In a video demonstration, an example was given featuring Travis, a hypothetical assistant director on a given production. With Move, Netflix says Travis can manage various aspects of the production in-app, such as notifying all crew members involved from one scene to move from one scene to the next.
Throughout the entire production, crew members will receive real-time notifications to let them known what is happening on set, including detailed scene information, sides (pocket-sized scripts for specific scenes) and a day’s overall schedule (called a “call sheet” in production).
Because this information may vary depending on a crew member’s given responsibilities, Move will also aggregate all users’ data to put into a wrap report for the assistant director at the end of the day. Previously, all of these tasks have been handled manually, typically through a traditional pen-and-paper process.

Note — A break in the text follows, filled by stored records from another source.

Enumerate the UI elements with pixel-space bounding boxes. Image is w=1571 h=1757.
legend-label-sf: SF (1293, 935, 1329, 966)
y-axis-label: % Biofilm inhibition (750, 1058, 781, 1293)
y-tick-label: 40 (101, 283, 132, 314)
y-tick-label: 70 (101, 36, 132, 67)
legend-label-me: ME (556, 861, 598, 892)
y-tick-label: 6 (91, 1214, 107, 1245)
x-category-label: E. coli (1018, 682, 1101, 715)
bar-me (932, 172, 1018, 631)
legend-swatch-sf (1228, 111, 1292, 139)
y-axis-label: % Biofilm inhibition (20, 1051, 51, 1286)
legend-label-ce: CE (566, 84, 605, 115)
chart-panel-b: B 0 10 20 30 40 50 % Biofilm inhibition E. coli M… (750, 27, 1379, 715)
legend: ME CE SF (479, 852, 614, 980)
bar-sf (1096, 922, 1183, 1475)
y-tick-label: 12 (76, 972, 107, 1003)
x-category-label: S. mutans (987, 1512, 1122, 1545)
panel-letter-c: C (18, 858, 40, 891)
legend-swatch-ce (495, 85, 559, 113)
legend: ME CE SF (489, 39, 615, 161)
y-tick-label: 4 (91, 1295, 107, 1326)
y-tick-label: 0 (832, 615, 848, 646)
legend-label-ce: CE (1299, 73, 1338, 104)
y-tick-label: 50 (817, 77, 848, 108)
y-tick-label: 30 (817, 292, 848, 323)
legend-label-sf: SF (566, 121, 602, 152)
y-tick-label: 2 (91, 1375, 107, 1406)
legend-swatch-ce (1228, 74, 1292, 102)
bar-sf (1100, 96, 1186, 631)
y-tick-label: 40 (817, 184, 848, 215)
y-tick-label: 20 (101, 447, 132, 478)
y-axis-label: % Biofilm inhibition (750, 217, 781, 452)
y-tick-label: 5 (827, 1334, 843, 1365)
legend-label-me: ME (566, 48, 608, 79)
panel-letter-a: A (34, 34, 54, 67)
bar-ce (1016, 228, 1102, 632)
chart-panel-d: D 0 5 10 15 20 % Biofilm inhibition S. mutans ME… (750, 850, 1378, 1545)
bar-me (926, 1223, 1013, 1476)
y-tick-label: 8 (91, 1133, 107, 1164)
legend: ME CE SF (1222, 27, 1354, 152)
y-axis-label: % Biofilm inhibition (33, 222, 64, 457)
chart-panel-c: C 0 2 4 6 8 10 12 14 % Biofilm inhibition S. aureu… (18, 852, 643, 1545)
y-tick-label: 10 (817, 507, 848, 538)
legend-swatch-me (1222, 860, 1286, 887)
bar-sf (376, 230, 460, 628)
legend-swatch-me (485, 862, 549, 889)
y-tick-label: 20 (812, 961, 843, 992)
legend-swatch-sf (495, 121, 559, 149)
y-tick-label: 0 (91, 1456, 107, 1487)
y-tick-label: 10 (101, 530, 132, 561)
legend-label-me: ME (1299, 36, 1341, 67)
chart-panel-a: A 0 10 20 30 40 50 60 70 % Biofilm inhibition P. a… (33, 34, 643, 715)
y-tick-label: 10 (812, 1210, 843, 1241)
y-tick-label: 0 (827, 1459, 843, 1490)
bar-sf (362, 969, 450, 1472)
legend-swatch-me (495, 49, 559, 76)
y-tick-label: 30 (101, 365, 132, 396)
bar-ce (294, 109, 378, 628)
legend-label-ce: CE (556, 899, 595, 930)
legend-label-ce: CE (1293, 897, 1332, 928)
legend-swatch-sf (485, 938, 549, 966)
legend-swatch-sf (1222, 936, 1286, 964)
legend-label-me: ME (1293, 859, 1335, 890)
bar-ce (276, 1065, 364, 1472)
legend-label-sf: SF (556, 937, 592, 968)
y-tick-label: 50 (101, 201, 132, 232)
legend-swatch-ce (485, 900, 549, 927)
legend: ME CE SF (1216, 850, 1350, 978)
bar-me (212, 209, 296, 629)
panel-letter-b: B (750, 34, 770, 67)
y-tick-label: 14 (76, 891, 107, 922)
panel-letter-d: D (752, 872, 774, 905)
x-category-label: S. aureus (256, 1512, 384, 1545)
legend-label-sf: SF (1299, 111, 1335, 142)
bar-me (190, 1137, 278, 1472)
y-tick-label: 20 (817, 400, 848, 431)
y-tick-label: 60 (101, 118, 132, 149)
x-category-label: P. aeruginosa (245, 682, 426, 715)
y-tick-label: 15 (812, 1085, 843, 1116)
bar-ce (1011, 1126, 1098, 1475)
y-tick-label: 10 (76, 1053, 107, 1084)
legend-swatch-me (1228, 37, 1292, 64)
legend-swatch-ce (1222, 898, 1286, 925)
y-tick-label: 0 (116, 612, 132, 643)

“Move is introducing a completely new workflow that doesn’t exist today,” said Tornincasa. “It satisfies a lot of needs of the production crew. If you think about how many people now have smartphones — this is a hardware infrastructure that we can take advantage of to have really great, real-time collaboration between production crew.”
Tornincasa said Netflix began piloting Move in November 2017 and has since used the app in 10 productions, including the second seasons of Glow and A Series of Unfortunate Events. During this time, she said Netflix has continued to iterate on the apps, particularly in response to production crew feedback. As an example, she pointed to how production crew asked for the ability to receive SMS messages from Move on the second day of piloting the app. According to Amie, all engineers were given access to such a feature within 24 hours.
When asked where tools used in both Netflix and general productions outside of the Prodicle apps have gone wrong in the past, Goss said they may have suffered from too much ambition. “A lot of solutions tend to be an ecosystem [that’s] an all-in ecosystem, where we get pitched a product and in order for adoption to happen and for it to be beneficial, the entire crew has to use it and change overnight,” Goss said.
“If you think of every production like a small business, and all these people in the small business have never worked together, and you have to get them all in one location and get them working on a production immediately… They’re going to all come with their own flavour of how they’re going to do business. Some are going to prefer to use a notepad, others are going to want to use a laptop, or a tablet. Some are going to use a phone. It’s just the nature of how they work.”
Goss said that changing the nature of how people work can be a challenging process — one that must be addressed very carefully. “In a typical company, you have time to learn how that all gels together; on a production, you don’t have any of that time, so you resort to the basics, like a fax machine or email or a text message,” Goss said. “In order to change the workflows, we’d have to go to those 800 people and say ‘the way you did this yesterday, you’re doing it this way today.’ Introducing new technology [there] is very hard.”
With Move, Goss said Netflix has incrementally introduced “pieces” of the larger Prodicle ecosystem to help ease users into that whole process. Tornincasa added that Netflix will continue to collaborate with users on Move and Prodicle as a whole to make improvements and maximize production efficiency.
“Our success in this space will be to not just build simple, theoretical solutions to use, but ensuring the adoption of those and productions actually want to use them is our driving force when we build these products.”